Trade Republic wird zur Vollbank

Der Berliner Neobroker Trade Republic erhält von der BaFin offiziell eine Vollbanklizenz. Damit darf das FinTech nun auch klassische Bankprodukte wie Giro- oder Tagesgeldkonten anbieten und ins Kreditgeschäft einsteigen. AssCompact hat beim Unternehmen nach den Hintergründen gefragt.

Von der Wertpapierhandelsbank zur Vollbank: Das in Berlin ansässige FinTech Trade Republic, welches in den letzten Jahren auch aufgrund der steigenden Beliebtheit von ETFs einen starken Kundenzufluss erlebte, ist nun nicht mehr nur für die Wertpapieranlage zu haben. Ab Mittwoch, 06.12.2023, ist dem Neobroker eine Vollbanklizenz zu eigen, erteilt von der Bundesanstalt für Finanzdienstleistungsaufsicht (BaFin) und der Europäischen Zentralbank (EZB).

Damit öffne sich „ein neues Kapitel in der bisherigen Entwicklung von Trade Republic“, wird Mitgründer Christian Hecker in einer Unternehmensmitteilung zitiert. Knapp fünf Jahre nach Marktstart hat Trade Republic mit der Vollbanklizenz nun Zugriff auf alle wesentlichen Bankdienstleistungen inklusive des Einlagen- und Kreditgeschäftes. Woher kommt der Schritt zur Vollbank und was steht nun auf dem Plan? AssCompact hat nachgefragt.

Vollbanklizenz für Trade Republic ein „Gütesiegel“

Die Pressestelle des Unternehmens teilt gegenüber AssCompact mit, dass es gewiss nicht die Regel sei, sondern eher eine Ausnahme, dass insbesondere ein FinTech wie Trade Republic eine Lizenz zur Vollbank erhält. Bereits 2022 habe man den Antrag dafür bei der BaFin eingereicht, die nach eingehender Prüfung die letztendliche Absegnung von der EZB einholen musste, ehe sie die Lizenz an das Berliner Unternehmen nun erteilt hat.
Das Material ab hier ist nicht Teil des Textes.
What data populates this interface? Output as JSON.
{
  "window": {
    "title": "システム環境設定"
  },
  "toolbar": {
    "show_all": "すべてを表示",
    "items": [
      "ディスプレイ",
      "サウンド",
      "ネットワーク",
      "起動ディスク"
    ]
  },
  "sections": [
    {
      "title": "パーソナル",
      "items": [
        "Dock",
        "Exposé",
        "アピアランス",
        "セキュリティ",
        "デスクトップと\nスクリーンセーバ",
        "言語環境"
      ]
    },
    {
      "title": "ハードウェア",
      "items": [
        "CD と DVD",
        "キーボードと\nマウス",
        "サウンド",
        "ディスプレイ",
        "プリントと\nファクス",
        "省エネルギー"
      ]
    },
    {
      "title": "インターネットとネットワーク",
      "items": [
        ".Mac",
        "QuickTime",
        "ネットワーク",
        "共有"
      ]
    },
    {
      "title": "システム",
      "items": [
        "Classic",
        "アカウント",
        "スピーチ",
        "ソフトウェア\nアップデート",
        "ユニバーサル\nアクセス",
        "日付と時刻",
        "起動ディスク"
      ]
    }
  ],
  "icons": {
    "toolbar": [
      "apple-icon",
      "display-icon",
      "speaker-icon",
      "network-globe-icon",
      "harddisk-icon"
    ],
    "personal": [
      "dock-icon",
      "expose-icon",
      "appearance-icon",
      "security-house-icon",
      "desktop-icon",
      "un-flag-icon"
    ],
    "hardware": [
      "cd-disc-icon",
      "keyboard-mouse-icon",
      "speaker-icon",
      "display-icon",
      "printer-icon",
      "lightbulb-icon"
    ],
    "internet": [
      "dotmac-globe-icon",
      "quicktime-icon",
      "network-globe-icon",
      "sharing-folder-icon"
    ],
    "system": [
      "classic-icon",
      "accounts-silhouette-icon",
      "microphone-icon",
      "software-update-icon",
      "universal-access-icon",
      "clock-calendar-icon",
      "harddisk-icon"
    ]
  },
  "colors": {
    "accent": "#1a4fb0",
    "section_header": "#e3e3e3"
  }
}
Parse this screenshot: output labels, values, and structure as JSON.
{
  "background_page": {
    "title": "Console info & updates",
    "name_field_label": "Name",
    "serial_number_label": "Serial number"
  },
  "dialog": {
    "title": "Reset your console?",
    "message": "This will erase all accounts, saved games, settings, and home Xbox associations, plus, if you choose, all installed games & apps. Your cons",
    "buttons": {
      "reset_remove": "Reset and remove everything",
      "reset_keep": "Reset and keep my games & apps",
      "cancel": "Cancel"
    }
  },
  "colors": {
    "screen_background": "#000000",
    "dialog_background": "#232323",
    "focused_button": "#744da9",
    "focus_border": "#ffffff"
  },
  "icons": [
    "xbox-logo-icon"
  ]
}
Dass die verantwortlichen Institutionen sich für diese Maßnahme entschieden haben, stelle ein „Gütesiegel“ für die Prozesse, die Sicherheitsstruktur, die Dienstleistungen und auch die Menschen im Unternehmen dar, heißt es von der Pressestelle. Dass man nun alle Bankgeschäfte zur Verfügung hat, habe Trade Republic demnach die Türen für die Richtung eröffnet, in die das FinTech in Zukunft gehen möchte.

„Die eine oder andere Überraschung“

Ziel nach Erhalt der Lizenz ist, das Produktangebot rund um die Themen Anlegen und Sparen künftig stark auszubauen. Der Fokus bleibe dabei unverändert auf dem einfachen, sicheren und günstigen Aufbau von Vermögen, wie Christian Hecker in der Pressemitteilung zitiert wird.

Was genau heißt das? Dazu wollte die Pressestelle vorerst keine genauen Angaben machen – deutete allerdings an, dass man ab Anfang Januar die „eine oder andere weitere Überraschung“ zu sehen bekommen werde. Anfang des Jahres startete das Unternehmen den ernsthaften Wettbewerb um die besten Zinsen auf Tagesgeldkonten, als es auf seinem Verrechnungskonten einen Zinssatz von 2% p. a. anbot. Im September 2023 wurde dieser Zinssatz auf 4% p. a. erhöht und außerdem im Rahmen einer neuen App der Handel mit Anleihen eingeführt (AssCompact berichtete: Trade Republic bietet allen Kunden 2% Zinsen auf Geldguthaben und Trade Republic erhöht Zinsen und startet mit Anleihenhandel).

Die Kooperationen mit den Partnerbanken sollen auf absehbare Zeit laut Pressestelle bestehen bleiben. Bislang wurden die Gelder auf den Verrechnungskonten der Kunden auf Konten von J.P. Morgan, der Deutschen, Solaris und der Citibank. An dieser Zusammenarbeit soll sich vorerst nichts ändern.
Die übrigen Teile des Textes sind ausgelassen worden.